6. Nautical The immersed part of a ship’s hull forward of the middle body.
SHIPS AT PORTSMOUTH.
MOST OF MY ANCESTORS SAILED OUT HERE. IN THE 19TH CENTURY. MAYBE THEY KNEW PRECISELY WHAT THE ‘ENTRANCE’ OF THE SHIP WAS. AND MAYBE NOT – DUE TO BEING CONVICTS AND ASSISTED EMIGRANTS.
I have no idea what this definition means. I found a site “Dictionary of Ship Hydrodynamics” but I still don’t know what it means, precisely.
Entrance, length of, (LE): the portion ex-tending from the maximum area section, or from the fore end of the parallel middle-body, to the forward extremity of the under-water body.
It seems the least interesting aspect of ENTRANCES so far but that can’t quite be correct because ships are intriguing and so are oceans and seas and voyages. I shall see what more comes up and allow myself to explore ships in general- specially the ships of the 18-19 and early 20 Century.
I have found a few other uses for the word ENTRANCE in association with ships and other affairs nautical.
The entrance through which you can pass when boarding a vessel
Breakerwater: wall built (1) to break the force of the sea to form a harbour, or (2) to confine a river entrance to maximise scour effect and reduce sandbank formation in the entrance.

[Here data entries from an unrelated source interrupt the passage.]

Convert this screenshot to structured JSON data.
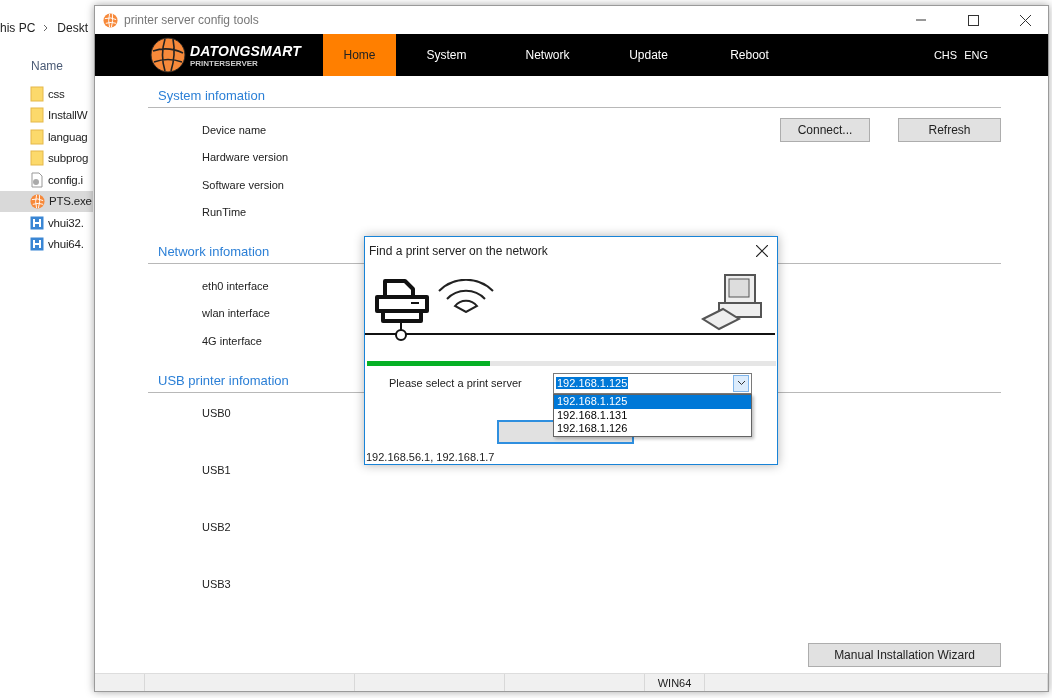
{
  "explorer": {
    "breadcrumb": [
      "his PC",
      "Deskt"
    ],
    "column_header": "Name",
    "files": [
      {
        "name": "css",
        "kind": "folder",
        "selected": false
      },
      {
        "name": "InstallW",
        "kind": "folder",
        "selected": false
      },
      {
        "name": "languag",
        "kind": "folder",
        "selected": false
      },
      {
        "name": "subprog",
        "kind": "folder",
        "selected": false
      },
      {
        "name": "config.i",
        "kind": "config",
        "selected": false
      },
      {
        "name": "PTS.exe",
        "kind": "app",
        "selected": true
      },
      {
        "name": "vhui32.",
        "kind": "library",
        "selected": false
      },
      {
        "name": "vhui64.",
        "kind": "library",
        "selected": false
      }
    ]
  },
  "window": {
    "title": "printer server config tools"
  },
  "header": {
    "brand": "DATONGSMART",
    "subtitle": "PRINTERSERVER",
    "nav": [
      {
        "label": "Home",
        "selected": true
      },
      {
        "label": "System",
        "selected": false
      },
      {
        "label": "Network",
        "selected": false
      },
      {
        "label": "Update",
        "selected": false
      },
      {
        "label": "Reboot",
        "selected": false
      }
    ],
    "languages": [
      "CHS",
      "ENG"
    ]
  },
  "sections": [
    {
      "title": "System infomation",
      "kind": "info",
      "rows": [
        "Device name",
        "Hardware version",
        "Software version",
        "RunTime"
      ],
      "buttons": [
        "Connect...",
        "Refresh"
      ]
    },
    {
      "title": "Network infomation",
      "kind": "info",
      "rows": [
        "eth0 interface",
        "wlan interface",
        "4G interface"
      ]
    },
    {
      "title": "USB printer infomation",
      "kind": "usb",
      "rows": [
        "USB0",
        "USB1",
        "USB2",
        "USB3"
      ]
    }
  ],
  "wizard_button": "Manual Installation Wizard",
  "status_bar": {
    "text": "WIN64"
  },
  "dialog": {
    "title": "Find a print server on the network",
    "progress": {
      "level": 0.3
    },
    "label": "Please select a print server",
    "combo_value": "192.168.1.125",
    "options": [
      {
        "label": "192.168.1.125",
        "selected": true
      },
      {
        "label": "192.168.1.131",
        "selected": false
      },
      {
        "label": "192.168.1.126",
        "selected": false
      }
    ],
    "hosts": "192.168.56.1, 192.168.1.7"
  }
}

Chops: the area where a channel meets the sea or tides converge to create an irregular sea. The “Chops of the Channel” was the western entrance of the English Channel (when approaching from the Atlantic).
NAUTICAL AUSSIE SITES
I fully give up on identifying the ENTRANCE as a body part of a ship and end up turning my attention to the river entrances of the Coast of NSW. From 1770 onwards, ships were sailing across the world looking for the ENTRANCES to the Coast down here. The Entrances were mainly into the Rivers and they were narrow and dangerous and variable. The History of NSW intrigues me. My Nana and Poppa Bell travelled up the Coast on the last of the Ships to do that route. By then, in the 20th Century, the ships were steamers and things were different – but I did want to travel like them. Trouble was, the ENTRANCES. It wasn’t that easy to find a river and then enter. The roads and the railway took over. There is magic in the River Mouths.